Analysis of cells stably expressing a BioID-fusion protein. U2OS cells stably expressing BioID-lamin A (LaA) were analyzed prior to large-scale pull-down experiments. (A) By fluorescence microscopy it can be observed that all of the cells express similar levels of the myc-tagged BioID-LaA protein (red) targeted to the nuclear envelope. Following 24 hr incubation with excess biotin, the vast majority of the biotin signal, detected with streptavidin–Alexa Fluor 488 (green), co-localizes with the fusion protein. DNA is detected with Hoechst dye (blue). Scale bar is 15 µm. (B) Following SDS-PAGE separation, the protein constituents of BioID-LaA and control U2OS cells were probed with both streptavidin-HRP (top) and anti-myc (bottom). As compared to the few naturally biotinylated proteins in the control sample, there is extensive biotinylation of endogenous proteins in the BioID-LaA sample.
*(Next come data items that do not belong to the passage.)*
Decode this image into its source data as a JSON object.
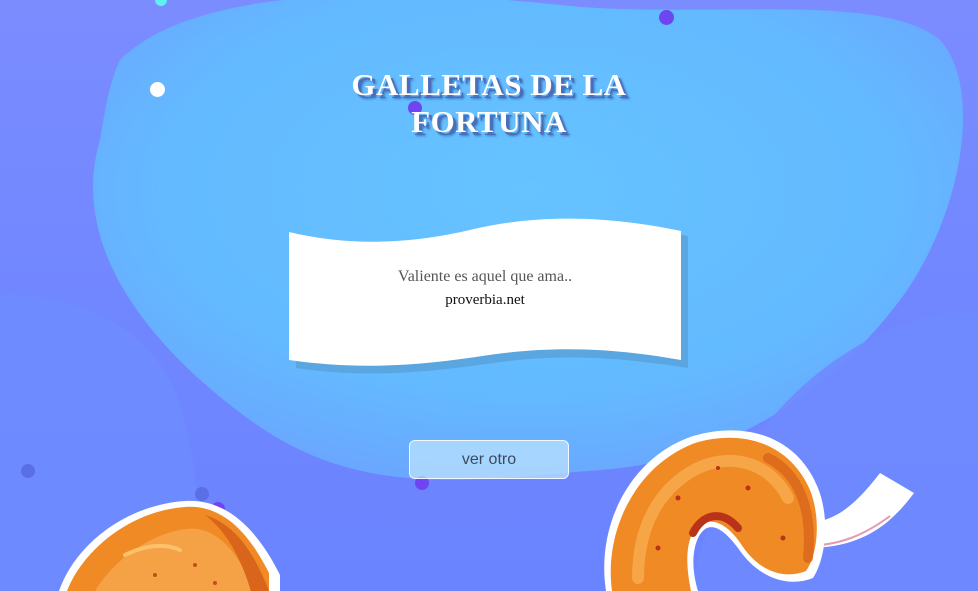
{
  "title": {
    "line1": "GALLETAS DE LA",
    "line2": "FORTUNA"
  },
  "fortune": {
    "quote": "Valiente es aquel que ama..",
    "source": "proverbia.net"
  },
  "actions": {
    "next_label": "ver otro"
  },
  "colors": {
    "background": "#6f86ff",
    "blob_light": "#66c2ff",
    "paper": "#ffffff",
    "paper_shadow": "#5aa6e0",
    "cookie_orange": "#f08a24",
    "dot_purple": "#6f44f2",
    "dot_cyan": "#5ff0f0"
  },
  "decorations": {
    "left_cookie_icon": "fortune-cookie-icon",
    "right_cookie_icon": "fortune-cookie-icon"
  }
}
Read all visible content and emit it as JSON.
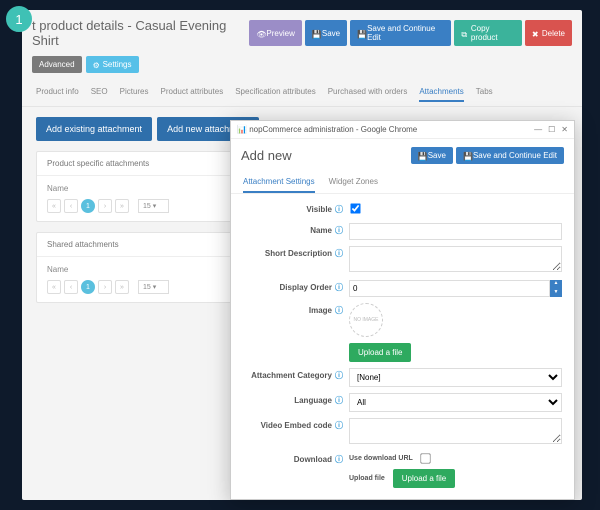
{
  "badge": "1",
  "page": {
    "title": "t product details - Casual Evening Shirt"
  },
  "topbtns": {
    "preview": "Preview",
    "save": "Save",
    "savecont": "Save and Continue Edit",
    "copy": "Copy product",
    "delete": "Delete"
  },
  "subbtns": {
    "advanced": "Advanced",
    "settings": "Settings"
  },
  "maintabs": [
    "Product info",
    "SEO",
    "Pictures",
    "Product attributes",
    "Specification attributes",
    "Purchased with orders",
    "Attachments",
    "Tabs"
  ],
  "maintabs_active": 6,
  "addbtns": {
    "existing": "Add existing attachment",
    "new": "Add new attachment"
  },
  "cards": {
    "specific": {
      "title": "Product specific attachments",
      "col": "Name"
    },
    "shared": {
      "title": "Shared attachments",
      "col": "Name"
    }
  },
  "pager": {
    "page": "1",
    "size": "15"
  },
  "modal": {
    "wintitle": "nopCommerce administration - Google Chrome",
    "heading": "Add new",
    "save": "Save",
    "savecont": "Save and Continue Edit",
    "tabs": [
      "Attachment Settings",
      "Widget Zones"
    ],
    "tabs_active": 0,
    "fields": {
      "visible": "Visible",
      "name": "Name",
      "shortdesc": "Short Description",
      "displayorder": "Display Order",
      "displayorder_val": "0",
      "image": "Image",
      "noimage": "NO IMAGE",
      "upload": "Upload a file",
      "attcat": "Attachment Category",
      "attcat_val": "[None]",
      "language": "Language",
      "language_val": "All",
      "video": "Video Embed code",
      "download": "Download",
      "usedl": "Use download URL",
      "uploadfile": "Upload file"
    }
  }
}
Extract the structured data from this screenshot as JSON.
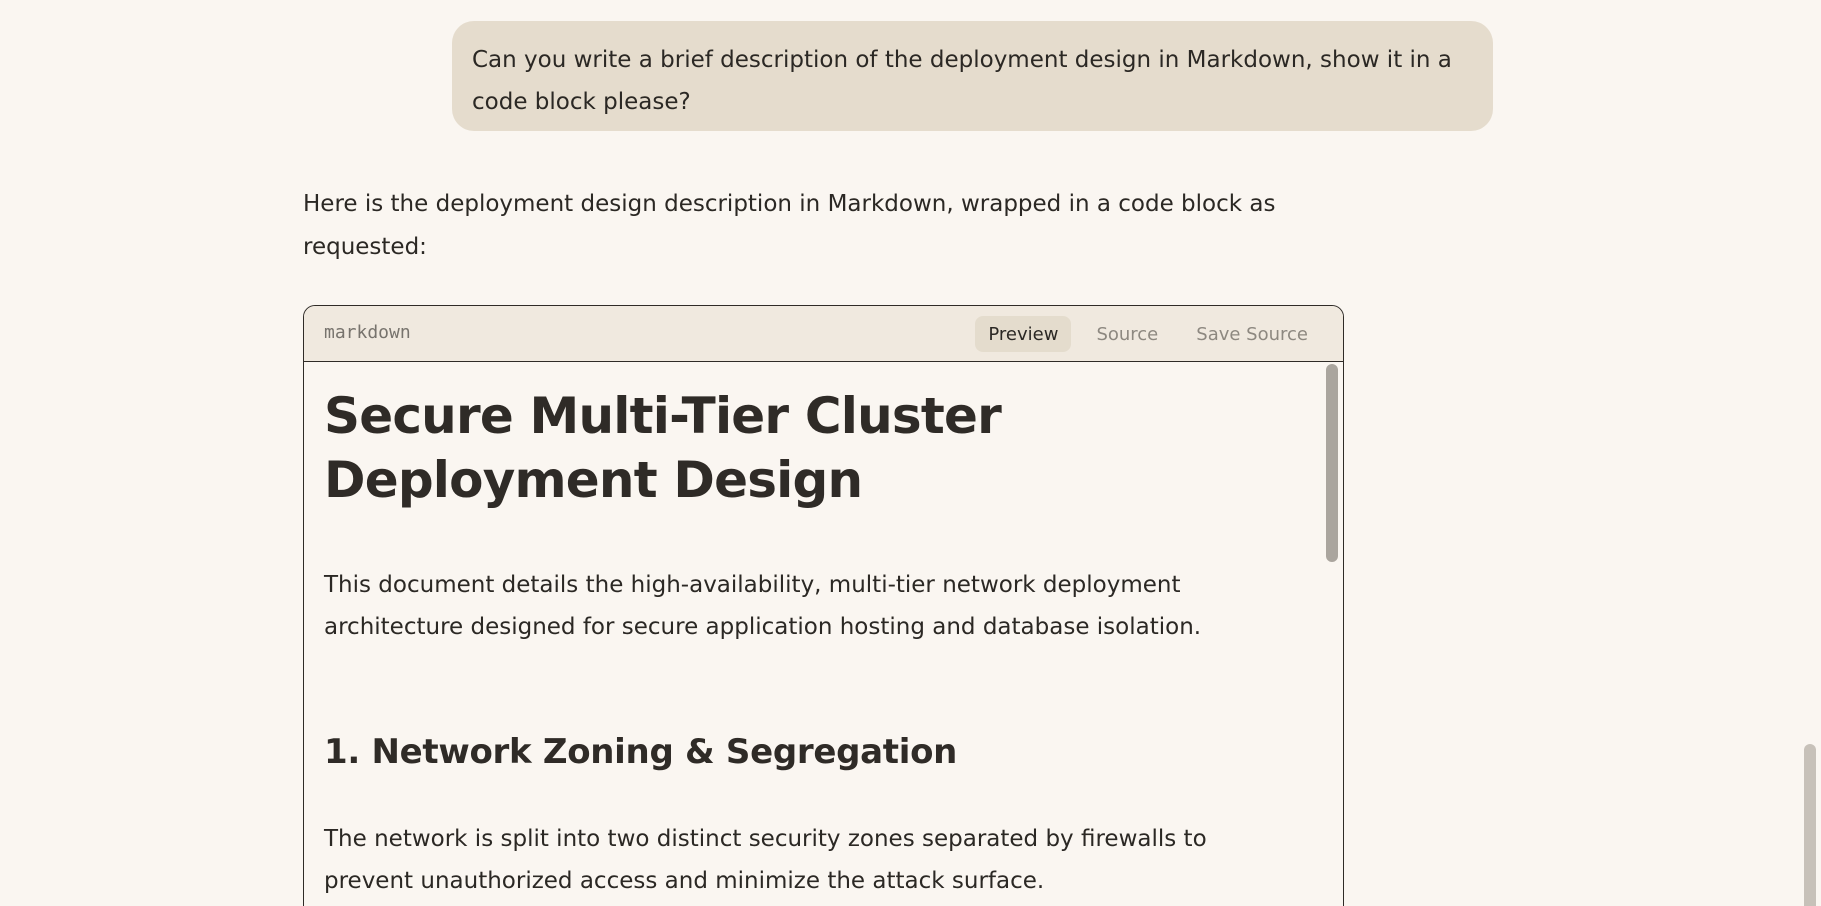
{
  "conversation": {
    "user_message": "Can you write a brief description of the deployment design in Markdown, show it in a code block please?",
    "assistant_intro": "Here is the deployment design description in Markdown, wrapped in a code block as requested:"
  },
  "code_block": {
    "language": "markdown",
    "actions": {
      "preview": "Preview",
      "source": "Source",
      "save_source": "Save Source"
    },
    "active_view": "Preview",
    "preview": {
      "title": "Secure Multi-Tier Cluster Deployment Design",
      "intro": "This document details the high-availability, multi-tier network deployment architecture designed for secure application hosting and database isolation.",
      "section_1": {
        "heading": "1. Network Zoning & Segregation",
        "paragraph": "The network is split into two distinct security zones separated by firewalls to prevent unauthorized access and minimize the attack surface."
      }
    }
  },
  "colors": {
    "background": "#faf6f1",
    "user_bubble": "#e5dccd",
    "code_header": "#f0e9df",
    "active_tab": "#e4dccd",
    "text": "#2b2824"
  }
}
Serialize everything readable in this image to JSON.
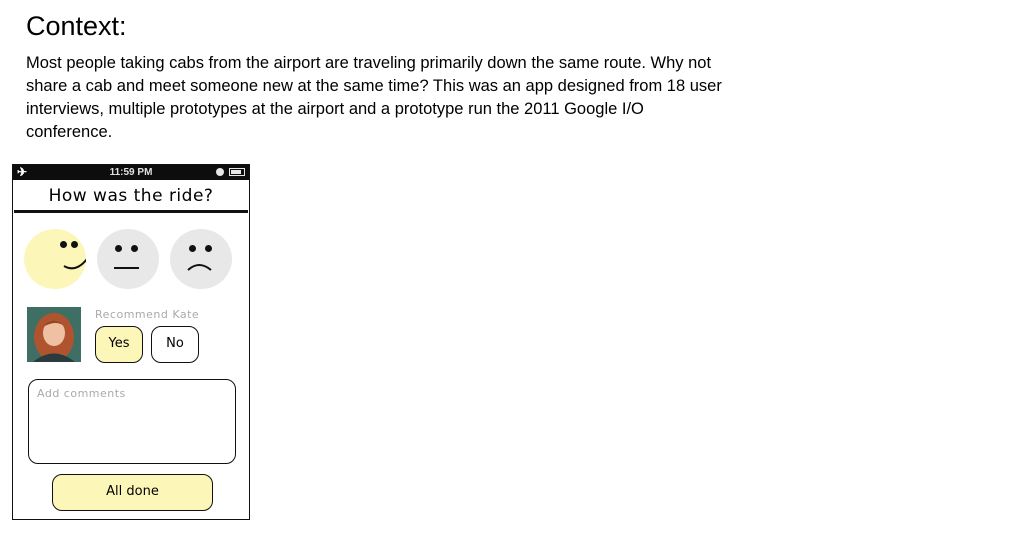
{
  "context": {
    "title": "Context:",
    "body": "Most people taking cabs from the airport are traveling primarily down the same route. Why not share a cab and meet someone new at the same time? This was an app designed from 18 user interviews, multiple prototypes at the airport and a prototype run the 2011 Google I/O conference."
  },
  "status_bar": {
    "time": "11:59 PM",
    "airplane_icon": "airplane-icon"
  },
  "screen": {
    "question": "How was the ride?",
    "ratings": [
      "happy",
      "neutral",
      "sad"
    ],
    "selected_rating": "happy",
    "recommend_label": "Recommend Kate",
    "yes_label": "Yes",
    "no_label": "No",
    "comments_placeholder": "Add comments",
    "done_label": "All done"
  },
  "colors": {
    "highlight": "#fdf6b9",
    "neutral_face": "#e8e8e8"
  }
}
The ultimate outcome is the identification of proteins that interact with and/or are proximate to the BioID fusion protein. For a full-scale BioID pull-down, the results will likely arrive as a list of proteins that were identified by mass spectrometry. This list should contain not only the names of the proteins but the peptide sequences and number of times each peptide was identified. This provides some information as to the relative abundance of that protein in the sample. In parallel, there will be results from the BioID-only control cells. This list usually contains the five naturally biotinylated carboxylases (pyruvate carboxylase, PC; methylcrotonoyl-CoA carboxylase subunit alpha, MCC1; acetyl-CoA carboxylase 1, ACACA; acetyl-CoA carboxylase 1, ACACB; propionyl-CoA carboxylase alpha chain, PCCA), contaminating keratins and ribosomal proteins, and histones, as well as proteins that appear to be preferentially biotinylated by BioID-only including AHNAK, FLNA, PARP1, EEF1A1, PRKDC, TOP1, and PKM which are typically abundant in control pull-downs. These are to be subtracted from the mass spectrometry results from the BioID fusion protein samples. These background proteins can be subtracted based on their relative abundance depending on the MS approaches and analysis used. It is cost-effective to coordinate experiments so that a single control is used for several BioID pull-downs, as long as the control pull-down is performed in parallel under the same conditions and in the same cellular background as the BioID fusion proteins. BioID typically results in a relatively large list of candidates, from 50 to several hundred, depending on the experimental conditions and fusion protein. These can be ranked by abundance and/or based on what is already known about those proteins. It should be noted that the abundance, or lack thereof, does not necessarily imply biological relevance, and the user will have to make decisions as how to best utilize the results.

Time Considerations

The process of generating the BioID fusion protein expression plasmid by PCR cloning and validation of the fusion protein by transient transfection can be accomplished in as little as 1 week. Generation and selection of stably expressing cells could take as little as 1 week if viral expression is utilized or 3 to 4 weeks if relying on random integration following transient transfection and selection. A large-scale BioID pull-down can be accomplished in under 1 week. This includes the time required for the generation of sufficient cell numbers (typically 4 × 10⁷ cells). Identification of candidates by mass spectrometry typically takes 1 to 2 weeks. Thus, a standard BioID experiment can be accomplished in 1 to 2 months from start to finish. However, this may take significantly longer if any difficulties are encountered. These delays would most likely occur during PCR cloning and generation of stable cell lines.